2018 03 25 Articolo attività a Gaeta

 

Il 25 marzo, Domenica delle Palme, il Santuario della SS. Trinità alla Montagna Spaccata si è animato grazie ad alcune iniziative. Intanto si è svolto l’atto conclusivo della lotteria promossa dai Padri del Pime, in primis, il rettore padre Pasquale Simone, al fine di ricavare contributi destinati a coprire le spese del restauro del pannello maiolicato, opera di Raimondo Bruno, del 1850, composto da 192 formelle di Vietri che riassumono le 14 stazioni della Via crucis e visibile sulla facciata della Cappella di S. Filippo Neri. Dopo che padre Pasquale ha benedetto il pannello maiolicato si è tenuto il sorteggio dei premi, gentilmente messi a disposizione da vari sponsor di Gaeta, è avvenuto nella cappella alla presenza oltre che di padre Pasquale e padre Silvano, di numerosi convenuti che hanno sfidato sia lo sferzante e freddo vento di levante sia l’ora legale che ha costretto tutti a svegliarsi in anticipo. A seguire il tradizionale rito della benedizione delle palme, sempre nella cappella di S. Filippo Neri con la lettura di un brano del vangelo ed il trasferimento in processione attraverso il corridoio della Via Crucis in Chiesa per la liturgia domenicale.

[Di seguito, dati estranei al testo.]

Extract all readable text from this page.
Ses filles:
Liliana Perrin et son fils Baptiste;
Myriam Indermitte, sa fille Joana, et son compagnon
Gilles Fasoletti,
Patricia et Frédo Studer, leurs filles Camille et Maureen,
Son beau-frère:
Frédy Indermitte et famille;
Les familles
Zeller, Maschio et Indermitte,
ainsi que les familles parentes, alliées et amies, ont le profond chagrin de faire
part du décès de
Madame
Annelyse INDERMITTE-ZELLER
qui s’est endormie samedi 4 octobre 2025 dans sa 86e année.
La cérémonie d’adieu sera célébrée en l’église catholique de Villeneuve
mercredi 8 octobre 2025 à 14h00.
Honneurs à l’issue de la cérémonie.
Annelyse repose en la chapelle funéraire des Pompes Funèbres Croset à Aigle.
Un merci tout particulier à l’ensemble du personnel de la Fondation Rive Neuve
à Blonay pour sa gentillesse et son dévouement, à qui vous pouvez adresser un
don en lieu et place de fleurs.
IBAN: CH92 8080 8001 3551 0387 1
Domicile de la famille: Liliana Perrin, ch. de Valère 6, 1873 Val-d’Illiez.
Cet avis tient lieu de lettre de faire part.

Contemporaneamente nella sala della mostra missionaria partiva il “mercatino di Pasqua” la cui idea, è partita dai nipoti e pronipoti di padre Pasquale. In una delle tante domeniche trascorse in famiglia , dopo pranzo, nel parlare e sorseggiare del buon caffè, essi hanno pensato di mettere a disposizione degli altri quei talenti che possedevano quindi ciò che sapevano fare e cioè ricami, oggetti realizzati a mano per la casa, decorazioni pasquali, lavoretti in sughero, limoncello e dolci tradizionali come i tarallini al vino ed il tortano gaetano ricoperto con il bianco naspro. A questo punto è venuto in aiuto padre Pasquale che ha proposto di contribuire al progetto di costruzione, in Bangladesh, di un ostello in cui sia possibile garantire la formazione non solo professionale ma anche morale e spirituale delle bambine e ragazze povere del villaggio di Balubari nella Diocesi di Dinajpur, a nord del paese.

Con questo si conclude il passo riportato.